Es ist unwahrscheinlich, dass Tesla an das Wachstum des letzten Jahres anknüpfen wird, als die Auslieferungen um 90 Prozent auf 940.000 Autos stiegen. Eine Steigerung um 50 Prozent für 2022 sei realistischer, sagten die Wedbush-Analysten.

Das, sagten sie am Samstag in einer Notiz, sei immer noch „eine beeindruckende Leistung“, wenn man bedenkt, dass China „im Wesentlichen für zwei Monate geschlossen“ war.

Die langsamere Wachstumsrate ist ein Faktor, der Investoren veranlasst hat, die Chancen von Tesla, das Autogeschäft zu dominieren, neu einzuschätzen. Tesla-Aktien sind seit ihrem Höchststand im November um mehr als 40 Prozent gefallen, obwohl sich immer mehr Käufer aufgrund ihrer überlegenen Energieeffizienz für Elektroautos entscheiden.
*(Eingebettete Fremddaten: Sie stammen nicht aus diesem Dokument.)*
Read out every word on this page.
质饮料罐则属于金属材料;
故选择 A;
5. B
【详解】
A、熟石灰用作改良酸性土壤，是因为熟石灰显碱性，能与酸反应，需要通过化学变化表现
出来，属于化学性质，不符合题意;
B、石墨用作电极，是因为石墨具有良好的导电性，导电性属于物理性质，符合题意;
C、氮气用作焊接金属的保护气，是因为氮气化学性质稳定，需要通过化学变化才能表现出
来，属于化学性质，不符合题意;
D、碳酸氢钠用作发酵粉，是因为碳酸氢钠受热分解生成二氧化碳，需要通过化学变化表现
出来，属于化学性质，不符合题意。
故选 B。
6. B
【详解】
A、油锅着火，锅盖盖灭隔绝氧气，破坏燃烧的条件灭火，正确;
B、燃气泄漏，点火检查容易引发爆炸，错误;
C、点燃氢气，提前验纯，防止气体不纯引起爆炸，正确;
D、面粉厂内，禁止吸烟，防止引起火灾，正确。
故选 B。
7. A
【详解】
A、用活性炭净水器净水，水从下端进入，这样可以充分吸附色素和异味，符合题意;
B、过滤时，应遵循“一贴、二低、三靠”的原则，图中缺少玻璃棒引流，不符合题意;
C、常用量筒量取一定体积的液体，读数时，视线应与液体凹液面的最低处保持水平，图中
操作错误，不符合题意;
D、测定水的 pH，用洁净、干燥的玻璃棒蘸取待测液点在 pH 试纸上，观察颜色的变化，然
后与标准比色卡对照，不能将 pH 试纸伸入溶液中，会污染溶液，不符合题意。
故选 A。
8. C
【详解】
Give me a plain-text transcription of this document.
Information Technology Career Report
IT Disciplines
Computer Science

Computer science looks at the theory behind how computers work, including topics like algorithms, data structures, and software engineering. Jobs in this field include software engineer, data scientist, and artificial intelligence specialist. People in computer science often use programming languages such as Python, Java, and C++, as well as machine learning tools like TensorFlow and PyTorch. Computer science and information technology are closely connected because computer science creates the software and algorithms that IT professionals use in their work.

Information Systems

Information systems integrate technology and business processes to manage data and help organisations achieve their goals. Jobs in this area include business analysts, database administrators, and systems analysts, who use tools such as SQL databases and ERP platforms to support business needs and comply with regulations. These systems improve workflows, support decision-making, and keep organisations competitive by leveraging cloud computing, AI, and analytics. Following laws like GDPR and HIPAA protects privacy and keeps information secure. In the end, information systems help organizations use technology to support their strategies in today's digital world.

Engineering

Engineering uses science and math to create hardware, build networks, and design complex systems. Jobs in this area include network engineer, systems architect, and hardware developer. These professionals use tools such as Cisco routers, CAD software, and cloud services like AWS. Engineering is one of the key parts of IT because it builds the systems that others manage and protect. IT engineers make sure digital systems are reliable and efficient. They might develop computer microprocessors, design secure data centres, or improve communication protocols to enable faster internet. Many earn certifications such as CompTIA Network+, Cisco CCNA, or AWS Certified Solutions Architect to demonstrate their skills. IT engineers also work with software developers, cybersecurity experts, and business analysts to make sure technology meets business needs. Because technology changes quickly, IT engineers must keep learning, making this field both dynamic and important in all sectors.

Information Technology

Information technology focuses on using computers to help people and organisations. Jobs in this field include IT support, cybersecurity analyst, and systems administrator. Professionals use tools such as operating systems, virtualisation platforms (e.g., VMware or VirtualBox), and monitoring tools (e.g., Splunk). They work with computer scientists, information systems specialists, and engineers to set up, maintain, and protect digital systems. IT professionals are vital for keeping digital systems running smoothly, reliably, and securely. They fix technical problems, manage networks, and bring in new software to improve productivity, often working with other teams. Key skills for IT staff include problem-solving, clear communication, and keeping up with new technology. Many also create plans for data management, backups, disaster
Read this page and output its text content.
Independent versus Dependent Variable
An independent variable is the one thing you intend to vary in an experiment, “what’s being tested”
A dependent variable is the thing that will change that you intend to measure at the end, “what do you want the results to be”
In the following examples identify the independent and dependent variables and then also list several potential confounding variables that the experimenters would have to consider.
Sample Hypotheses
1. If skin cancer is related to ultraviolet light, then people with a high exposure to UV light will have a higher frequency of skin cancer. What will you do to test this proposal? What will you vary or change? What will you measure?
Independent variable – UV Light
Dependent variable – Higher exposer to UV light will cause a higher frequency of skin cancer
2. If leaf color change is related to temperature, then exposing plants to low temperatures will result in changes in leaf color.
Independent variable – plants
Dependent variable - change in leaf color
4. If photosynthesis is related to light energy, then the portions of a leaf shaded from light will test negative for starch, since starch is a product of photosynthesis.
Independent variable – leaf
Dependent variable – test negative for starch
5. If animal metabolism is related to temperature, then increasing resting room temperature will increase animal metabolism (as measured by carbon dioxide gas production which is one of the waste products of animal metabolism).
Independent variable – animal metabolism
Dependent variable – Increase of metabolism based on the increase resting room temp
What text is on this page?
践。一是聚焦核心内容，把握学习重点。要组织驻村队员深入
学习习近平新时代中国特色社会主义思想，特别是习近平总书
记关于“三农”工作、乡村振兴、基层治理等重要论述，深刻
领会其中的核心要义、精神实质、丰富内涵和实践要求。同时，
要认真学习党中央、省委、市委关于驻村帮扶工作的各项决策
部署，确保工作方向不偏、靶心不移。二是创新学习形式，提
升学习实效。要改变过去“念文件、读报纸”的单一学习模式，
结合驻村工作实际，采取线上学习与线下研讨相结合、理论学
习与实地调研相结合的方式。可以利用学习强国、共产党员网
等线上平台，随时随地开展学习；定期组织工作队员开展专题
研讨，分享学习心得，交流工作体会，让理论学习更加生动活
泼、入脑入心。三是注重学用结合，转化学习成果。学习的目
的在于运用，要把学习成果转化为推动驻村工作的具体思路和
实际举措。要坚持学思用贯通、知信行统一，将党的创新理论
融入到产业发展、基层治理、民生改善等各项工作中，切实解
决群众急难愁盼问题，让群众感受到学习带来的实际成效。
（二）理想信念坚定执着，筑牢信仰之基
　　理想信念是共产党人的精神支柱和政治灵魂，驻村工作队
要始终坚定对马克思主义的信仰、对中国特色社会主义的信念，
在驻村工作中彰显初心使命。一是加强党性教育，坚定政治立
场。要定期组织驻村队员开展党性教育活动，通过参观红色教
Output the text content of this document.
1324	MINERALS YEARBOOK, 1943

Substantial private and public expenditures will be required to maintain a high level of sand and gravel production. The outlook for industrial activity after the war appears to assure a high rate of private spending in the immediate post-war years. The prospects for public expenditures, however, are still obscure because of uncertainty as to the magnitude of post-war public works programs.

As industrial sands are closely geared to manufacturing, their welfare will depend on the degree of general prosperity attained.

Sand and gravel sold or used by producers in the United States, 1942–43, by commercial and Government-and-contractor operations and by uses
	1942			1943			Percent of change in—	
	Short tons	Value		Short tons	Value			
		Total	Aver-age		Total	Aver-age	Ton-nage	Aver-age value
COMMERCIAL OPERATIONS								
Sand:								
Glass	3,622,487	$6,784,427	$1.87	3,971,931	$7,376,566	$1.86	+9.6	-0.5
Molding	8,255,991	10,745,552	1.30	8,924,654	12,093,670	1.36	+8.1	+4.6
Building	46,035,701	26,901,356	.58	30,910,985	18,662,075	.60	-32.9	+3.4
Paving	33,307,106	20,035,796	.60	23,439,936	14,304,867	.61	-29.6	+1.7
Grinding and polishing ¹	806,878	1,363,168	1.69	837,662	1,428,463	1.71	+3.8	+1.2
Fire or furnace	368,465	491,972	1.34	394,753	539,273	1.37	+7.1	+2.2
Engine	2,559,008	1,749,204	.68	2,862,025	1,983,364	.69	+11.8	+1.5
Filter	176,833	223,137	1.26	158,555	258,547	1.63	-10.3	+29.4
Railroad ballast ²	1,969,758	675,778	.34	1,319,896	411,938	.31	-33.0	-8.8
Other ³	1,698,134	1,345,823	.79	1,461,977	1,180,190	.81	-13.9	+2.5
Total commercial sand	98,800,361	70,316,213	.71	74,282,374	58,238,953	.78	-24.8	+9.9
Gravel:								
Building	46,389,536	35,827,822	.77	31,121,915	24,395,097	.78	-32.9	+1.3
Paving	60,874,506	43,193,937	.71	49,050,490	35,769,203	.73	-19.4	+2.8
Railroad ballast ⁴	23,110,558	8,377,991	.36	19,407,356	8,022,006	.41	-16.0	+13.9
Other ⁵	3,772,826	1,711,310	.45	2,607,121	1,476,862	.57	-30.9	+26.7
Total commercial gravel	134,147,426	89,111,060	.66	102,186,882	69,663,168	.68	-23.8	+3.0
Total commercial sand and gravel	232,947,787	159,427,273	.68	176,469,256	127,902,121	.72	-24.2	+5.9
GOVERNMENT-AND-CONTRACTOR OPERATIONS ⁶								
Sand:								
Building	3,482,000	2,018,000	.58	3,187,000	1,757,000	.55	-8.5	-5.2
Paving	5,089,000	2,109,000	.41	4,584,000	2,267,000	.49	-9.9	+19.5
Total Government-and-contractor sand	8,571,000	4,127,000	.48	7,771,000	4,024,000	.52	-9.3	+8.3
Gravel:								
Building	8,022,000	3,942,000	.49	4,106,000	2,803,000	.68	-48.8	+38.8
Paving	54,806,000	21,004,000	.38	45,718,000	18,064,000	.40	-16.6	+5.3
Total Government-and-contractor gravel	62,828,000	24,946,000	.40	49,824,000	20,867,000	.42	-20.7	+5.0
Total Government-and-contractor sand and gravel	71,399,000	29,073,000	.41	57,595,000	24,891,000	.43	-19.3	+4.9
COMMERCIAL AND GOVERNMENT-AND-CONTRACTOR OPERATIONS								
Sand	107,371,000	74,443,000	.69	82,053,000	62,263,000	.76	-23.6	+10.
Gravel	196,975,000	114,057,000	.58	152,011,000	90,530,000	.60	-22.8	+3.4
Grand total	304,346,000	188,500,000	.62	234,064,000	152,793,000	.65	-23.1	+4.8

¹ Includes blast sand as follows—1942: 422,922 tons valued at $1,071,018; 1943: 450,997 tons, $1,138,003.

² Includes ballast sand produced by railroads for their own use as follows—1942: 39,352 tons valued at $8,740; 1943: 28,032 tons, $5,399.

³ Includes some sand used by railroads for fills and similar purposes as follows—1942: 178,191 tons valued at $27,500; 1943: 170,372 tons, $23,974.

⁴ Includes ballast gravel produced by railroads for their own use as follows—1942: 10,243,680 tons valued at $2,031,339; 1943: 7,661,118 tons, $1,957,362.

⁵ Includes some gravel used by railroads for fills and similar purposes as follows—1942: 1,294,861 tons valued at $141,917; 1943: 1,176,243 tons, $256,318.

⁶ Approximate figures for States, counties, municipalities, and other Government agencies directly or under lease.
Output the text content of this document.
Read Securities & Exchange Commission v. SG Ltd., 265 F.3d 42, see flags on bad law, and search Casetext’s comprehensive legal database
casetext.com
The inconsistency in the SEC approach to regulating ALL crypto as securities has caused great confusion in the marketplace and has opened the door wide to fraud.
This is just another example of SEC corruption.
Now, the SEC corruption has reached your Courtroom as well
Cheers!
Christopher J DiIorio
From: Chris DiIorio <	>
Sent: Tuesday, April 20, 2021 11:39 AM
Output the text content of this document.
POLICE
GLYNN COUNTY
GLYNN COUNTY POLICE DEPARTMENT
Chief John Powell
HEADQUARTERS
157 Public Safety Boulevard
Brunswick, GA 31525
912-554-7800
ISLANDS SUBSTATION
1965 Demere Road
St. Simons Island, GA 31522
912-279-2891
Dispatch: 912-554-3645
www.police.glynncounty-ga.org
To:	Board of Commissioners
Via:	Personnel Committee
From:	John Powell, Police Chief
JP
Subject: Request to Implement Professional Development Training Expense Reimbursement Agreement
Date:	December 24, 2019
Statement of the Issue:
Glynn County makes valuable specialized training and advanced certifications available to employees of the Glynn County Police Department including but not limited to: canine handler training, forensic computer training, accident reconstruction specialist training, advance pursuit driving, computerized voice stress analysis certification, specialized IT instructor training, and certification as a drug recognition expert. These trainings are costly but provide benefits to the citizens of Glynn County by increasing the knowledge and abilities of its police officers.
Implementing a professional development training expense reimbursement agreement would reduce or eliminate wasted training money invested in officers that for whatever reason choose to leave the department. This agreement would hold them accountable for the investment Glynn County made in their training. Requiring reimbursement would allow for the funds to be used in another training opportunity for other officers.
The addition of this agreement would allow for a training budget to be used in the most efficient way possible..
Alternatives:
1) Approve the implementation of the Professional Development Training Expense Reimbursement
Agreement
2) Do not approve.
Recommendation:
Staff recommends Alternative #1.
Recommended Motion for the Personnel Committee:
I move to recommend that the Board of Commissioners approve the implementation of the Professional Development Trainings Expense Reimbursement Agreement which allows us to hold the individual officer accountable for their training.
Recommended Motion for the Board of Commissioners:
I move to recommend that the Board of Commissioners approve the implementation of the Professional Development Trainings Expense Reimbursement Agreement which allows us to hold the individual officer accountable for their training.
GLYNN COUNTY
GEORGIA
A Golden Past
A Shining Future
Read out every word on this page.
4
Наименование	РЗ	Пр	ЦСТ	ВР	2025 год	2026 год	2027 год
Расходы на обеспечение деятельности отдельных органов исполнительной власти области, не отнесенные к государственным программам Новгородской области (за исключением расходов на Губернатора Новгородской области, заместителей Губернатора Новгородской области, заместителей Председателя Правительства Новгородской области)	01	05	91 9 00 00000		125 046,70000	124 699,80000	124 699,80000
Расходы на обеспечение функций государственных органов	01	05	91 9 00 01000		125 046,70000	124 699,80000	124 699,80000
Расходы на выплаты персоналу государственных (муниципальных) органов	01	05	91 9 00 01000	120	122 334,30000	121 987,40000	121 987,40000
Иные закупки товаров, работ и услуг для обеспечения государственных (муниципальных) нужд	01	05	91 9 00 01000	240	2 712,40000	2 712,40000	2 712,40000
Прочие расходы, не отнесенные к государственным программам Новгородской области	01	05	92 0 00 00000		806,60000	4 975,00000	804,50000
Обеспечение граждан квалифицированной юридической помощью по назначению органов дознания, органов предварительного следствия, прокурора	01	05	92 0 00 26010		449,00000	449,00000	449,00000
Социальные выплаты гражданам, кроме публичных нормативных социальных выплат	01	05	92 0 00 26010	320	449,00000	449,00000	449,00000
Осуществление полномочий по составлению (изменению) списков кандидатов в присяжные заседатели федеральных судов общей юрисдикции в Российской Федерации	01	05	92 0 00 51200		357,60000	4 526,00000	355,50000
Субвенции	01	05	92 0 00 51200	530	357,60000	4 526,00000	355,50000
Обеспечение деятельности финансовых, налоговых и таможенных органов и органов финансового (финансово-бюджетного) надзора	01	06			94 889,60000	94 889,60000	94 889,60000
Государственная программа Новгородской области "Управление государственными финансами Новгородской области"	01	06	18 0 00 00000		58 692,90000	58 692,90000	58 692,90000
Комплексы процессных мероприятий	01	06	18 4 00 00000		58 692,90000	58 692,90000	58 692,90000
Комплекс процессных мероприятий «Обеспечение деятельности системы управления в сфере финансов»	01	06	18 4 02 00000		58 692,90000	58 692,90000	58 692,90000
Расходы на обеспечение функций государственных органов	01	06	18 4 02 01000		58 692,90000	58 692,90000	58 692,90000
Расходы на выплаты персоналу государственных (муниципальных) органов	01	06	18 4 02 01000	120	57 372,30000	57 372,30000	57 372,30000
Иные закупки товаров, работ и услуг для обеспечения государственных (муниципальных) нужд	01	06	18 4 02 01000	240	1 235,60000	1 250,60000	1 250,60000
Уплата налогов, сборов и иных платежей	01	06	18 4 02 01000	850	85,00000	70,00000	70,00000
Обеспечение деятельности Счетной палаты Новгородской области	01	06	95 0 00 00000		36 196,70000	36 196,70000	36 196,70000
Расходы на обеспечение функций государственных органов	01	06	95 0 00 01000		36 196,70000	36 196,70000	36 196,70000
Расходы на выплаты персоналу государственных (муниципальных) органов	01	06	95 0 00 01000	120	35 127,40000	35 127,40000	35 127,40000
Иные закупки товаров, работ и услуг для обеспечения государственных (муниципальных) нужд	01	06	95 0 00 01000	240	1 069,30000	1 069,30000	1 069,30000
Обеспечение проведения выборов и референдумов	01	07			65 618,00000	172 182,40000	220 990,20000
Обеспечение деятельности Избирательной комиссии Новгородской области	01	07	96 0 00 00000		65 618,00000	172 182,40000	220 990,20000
Abhängig von den örtlichen Stromtarifen kostet ein Elektroauto im Betrieb deutlich weniger als ein mit fossilen Brennstoffen betriebenes Fahrzeug. Ein Tesla Model 3 mit Standardreichweite erreicht das Äquivalent von 142 Meilen pro Gallone und kostet laut der Environmental Protection Agency 450 US-Dollar pro Jahr für den Kraftstoff. Zum Vergleich: Ein Honda Accord mit einem Benzinmotor kommt auf 33 Meilen pro Gallone und kostet 2.200 $ pro Jahr an Kraftstoff.